What are the input formats for the three conditions of the denoising module？

XingliangJin / MCM-LDM

[CVPR 2024] Arbitrary Motion Style Transfer with Multi-condition Motion Latent Diffusion Model

21 stars 4 forks source link

What are the input formats for the three conditions of the denoising module？ #7

Open mengW6 opened 1 month ago

mengW6 commented 1 month ago

Hello, this is a very good job. I have a question that I hope to receive your answer to.What are the input formats for the three conditions (content, style, trajectory) of the denoising module？Is it entered in text format?

XingliangJin commented 1 month ago

Thank you for asking.

The input format of these three conditions are encoded features (content: (bs, 6, 256), style: (bs, 1, 256), trajectory: (bs, 1, 256)) from content motion and style motion. We use this diagram to represent the main information contained in these features. We apologize for the misunderstandings.

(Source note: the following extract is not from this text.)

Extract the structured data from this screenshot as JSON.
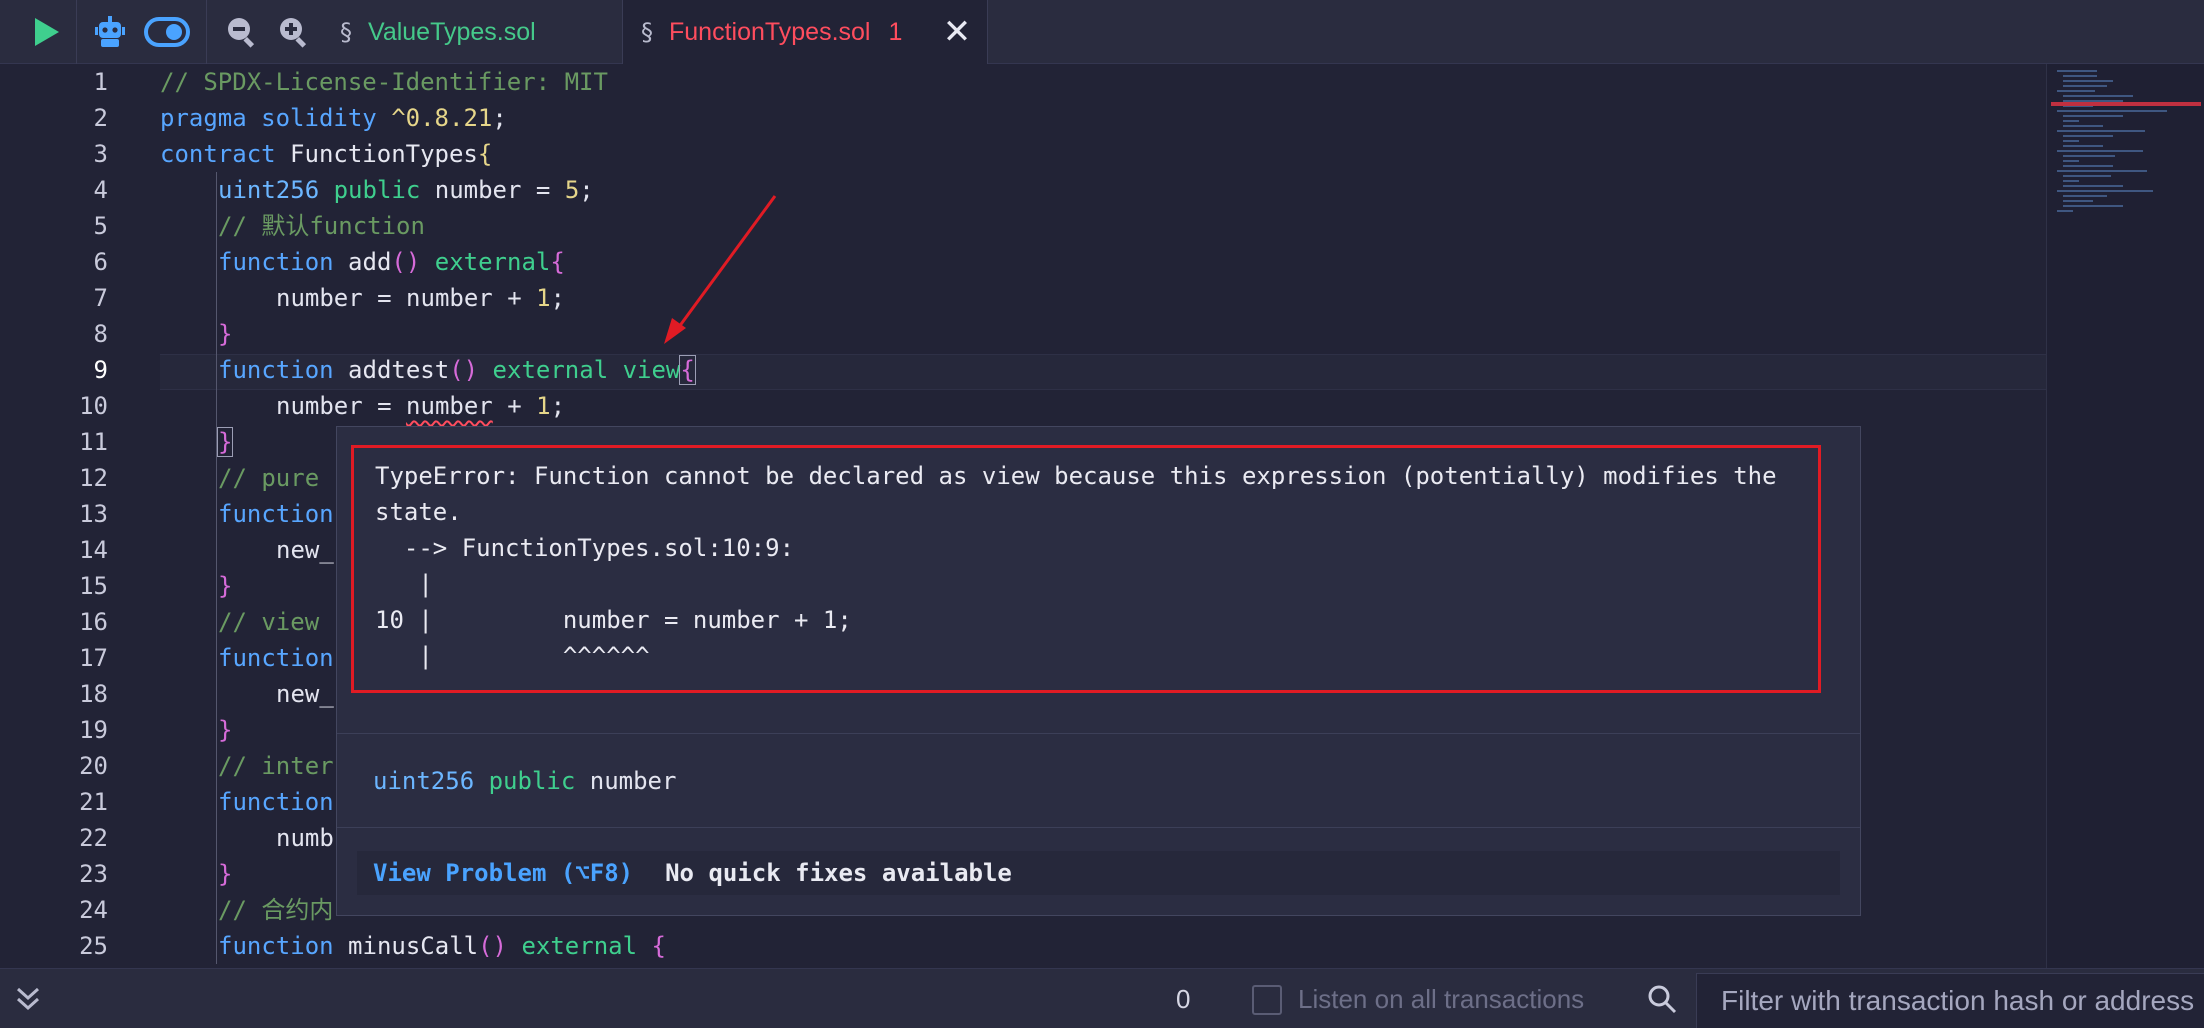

Please feel free to ask if you have any other questions.

mengW6 commented 1 month ago

Thank you for your reply！If the content is replaced with a dance sequence and the style is changed to various dance styles such as ethnic dance, hip-hop, etc., does it meet the input requirements of the denoising module？

XingliangJin commented 1 month ago

I haven't done similar experiments on dance motions. I think you can try some examples : )